Cutting the amount of meat and sugar we consume in half will save the planet from further environmental degradation, help stem the epidemic of non-communicable diseases and feed the millions who go hungry every day, a new report says.
These are the findings of a study by the The EAT-Lancet Commission, an organisation that studies healthy diets and sustainable food production.
Thirty-seven experts from 16 countries have come up with a plan to feed the world's growing population without harming the planet.
New Zealander Dr Sudhvir Singh is the director of policy for the commission and a co-author of the report and he told Jesse Mulligan food production and our diets are wreaking havoc on our health and the planet.
“Food is one of the biggest drivers of our environmental problems whether that’s climate change, water pollution or loss of bio-diversity, but also food is the biggest single driver of ill-health all around the world.”
Some of us have too much, many millions more go hungry, he says.
“We have 800 million going to bed hungry every night, but alarmingly over two billion people are affected by overweight-obesity driving a global epidemic of non-communicable diseases like diabetes and cardiovascular disease.”
He says the world’s food production system is broken – it’s wasteful, polluting and uses precious resources to grow food that damages us.
“Our food production systems globally are unsustainable, they require too much land, they’re emitting approximately one fifth of global greenhouse gas emissions and are requiring a lot of artificial fertilisers and pesticides - all those problems are adding up massively.
“Dietary patterns are moving to a western diet, heavy in sugars and heavy in red meat and we’re also wasting a lot of food, it’s not even reaching our plates, or if it’s reaching our plates and we’re wasting it.”
The solution to this problem is readily available, he says, a significant change in our diets.
“In broad terms it requires halving the amount of red meat and sugar that we’re eating and doubling the amount of fruit and vegetables nuts, whole grains and legumes.”
In practical terms this means we would eat one serve of red meat a week, chicken once a week, and fish twice a week, he says.
“So four servings of animal protein a week, and the rest of the time focussed more on fresh plant-based ingredients,” he says.
In western countries like New Zealand it will require quite a substantial reduction in red meat and he says the goal now is to make plant-based foods and non-meat sources of protein more attractive to people, and more available.
“We need to make the foods that are good for us much more available and more exciting.
“We are working with a bunch of chefs around the world to demonstrate that there is a range of different meals that are attractive and easy and affordable.”
So how does a New Zealander eating less meat help a malnourished person in another part of the world?
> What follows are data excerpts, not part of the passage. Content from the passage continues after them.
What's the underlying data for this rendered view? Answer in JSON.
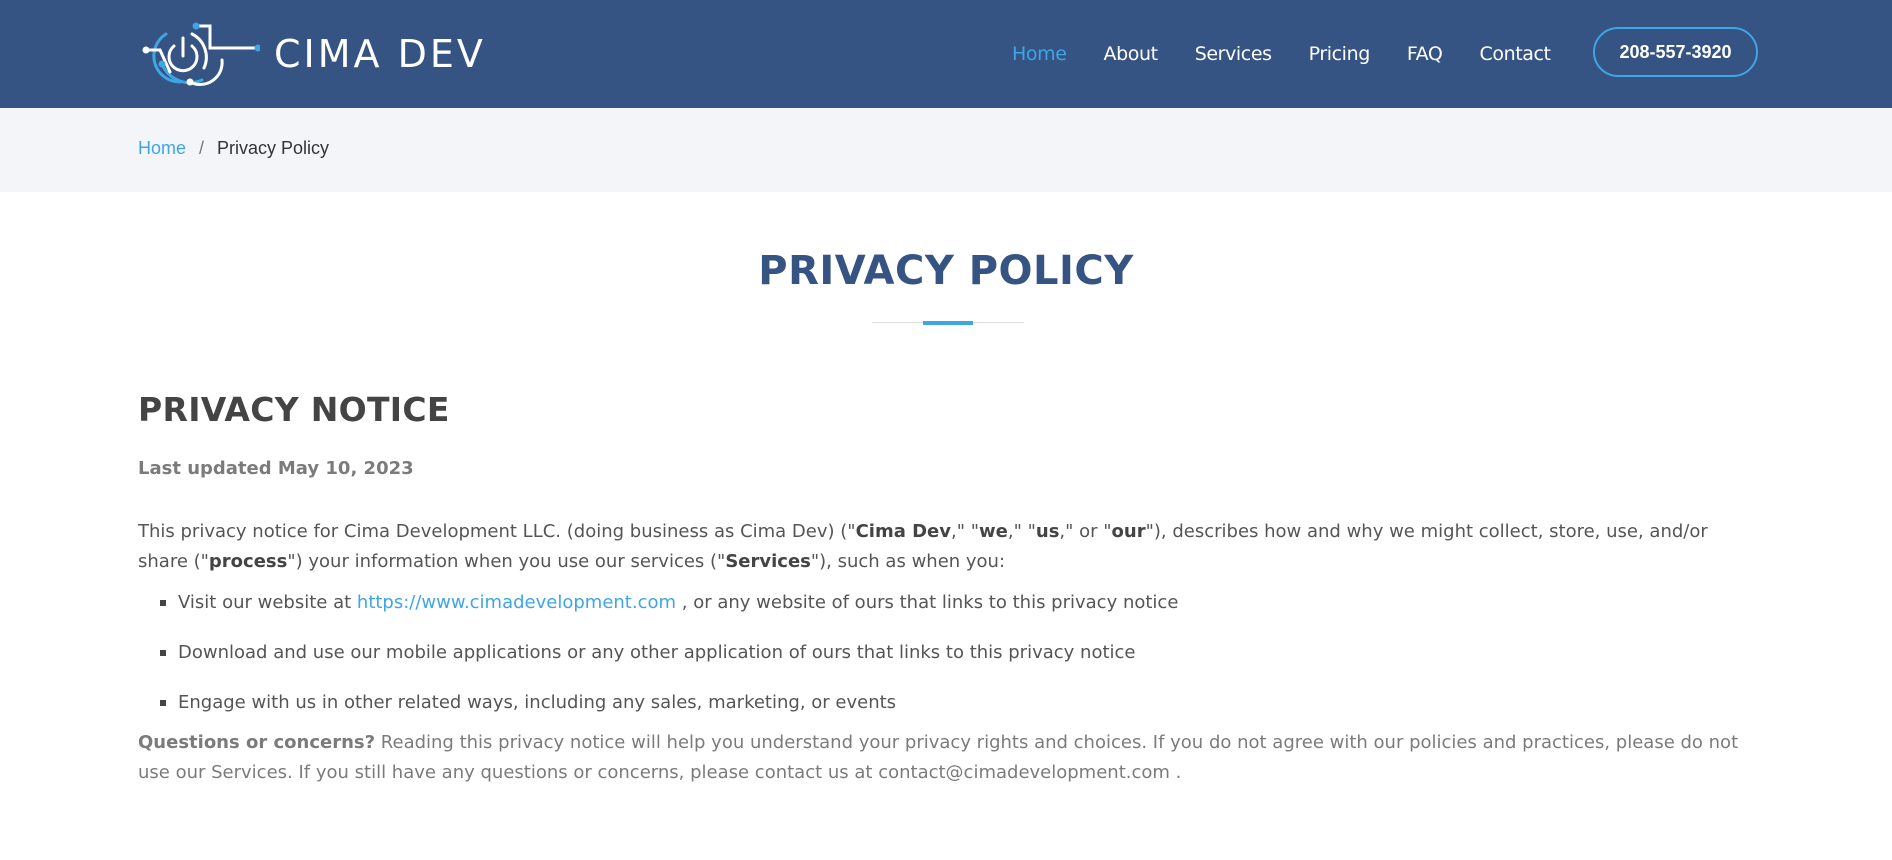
{
  "header": {
    "brand": "CIMA DEV",
    "nav": [
      {
        "label": "Home",
        "active": true
      },
      {
        "label": "About",
        "active": false
      },
      {
        "label": "Services",
        "active": false
      },
      {
        "label": "Pricing",
        "active": false
      },
      {
        "label": "FAQ",
        "active": false
      },
      {
        "label": "Contact",
        "active": false
      }
    ],
    "phone": "208-557-3920"
  },
  "breadcrumb": {
    "home": "Home",
    "separator": "/",
    "current": "Privacy Policy"
  },
  "page_title": "PRIVACY POLICY",
  "notice": {
    "heading": "PRIVACY NOTICE",
    "last_updated": "Last updated May 10, 2023",
    "intro": {
      "t1": "This privacy notice for Cima Development LLC. (doing business as Cima Dev) (\"",
      "b1": "Cima Dev",
      "t2": ",\" \"",
      "b2": "we",
      "t3": ",\" \"",
      "b3": "us",
      "t4": ",\" or \"",
      "b4": "our",
      "t5": "\"), describes how and why we might collect, store, use, and/or share (\"",
      "b5": "process",
      "t6": "\") your information when you use our services (\"",
      "b6": "Services",
      "t7": "\"), such as when you:"
    },
    "bullets": {
      "b1_before": "Visit our website at",
      "b1_link": "https://www.cimadevelopment.com",
      "b1_after": ", or any website of ours that links to this privacy notice",
      "b2": "Download and use our mobile applications or any other application of ours that links to this privacy notice",
      "b3": "Engage with us in other related ways, including any sales, marketing, or events"
    },
    "concerns": {
      "label": "Questions or concerns?",
      "text": "Reading this privacy notice will help you understand your privacy rights and choices. If you do not agree with our policies and practices, please do not use our Services. If you still have any questions or concerns, please contact us at contact@cimadevelopment.com ."
    }
  },
  "colors": {
    "header_bg": "#355383",
    "accent": "#3ea6e4",
    "breadcrumb_bg": "#f3f5f9"
  }
}
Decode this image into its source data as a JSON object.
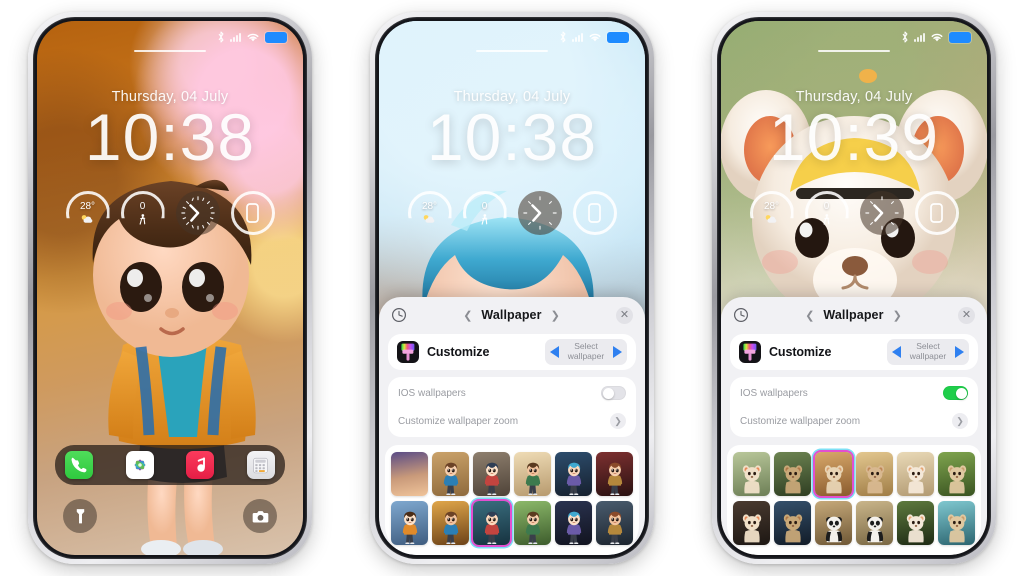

Interconnectedness, he says.
“We live on one planet and meat requires a certain amount of resource inputs; it requires a certain amount of land resources that are ultimately limited on the planet.
“Furthermore, the meat production system generates a lot of greenhouse gases that are global, and global warming is one of the biggest drivers of poor food yields.”
On a national level, government food policy is contradictory, he says, with MPI concerned with growing intensive production and other departments battling the consequences of a high meat protein and sugar-based diet
“We have the Ministry of Health trying to treat record rates of diabetes and heart disease, driven by the same food, and the Ministry of Education trying to work out how to reduce junk food in schools.”
He believes a minster for food is part of the answer.
“That will lead to much more coherent approaches across government, which means we aren’t incentivising things that ultimately are harming the environment.”
He acknowledges that this is an interventionist approach.
“We’re seeing alarming rates of preventable diseases which we’re all paying for through our healthcare system and through loss of productivity and which we’re also paying for in terms of the environmental clean-up.
“Agriculture is not part of our emissions trading scheme right now and so if we factor in the true costs of what it takes to produce food and the impacts that has on the environment and our health, then I think we can have a more level playing field and create the conditions that make it easier for people to access healthier and more sustainable food.”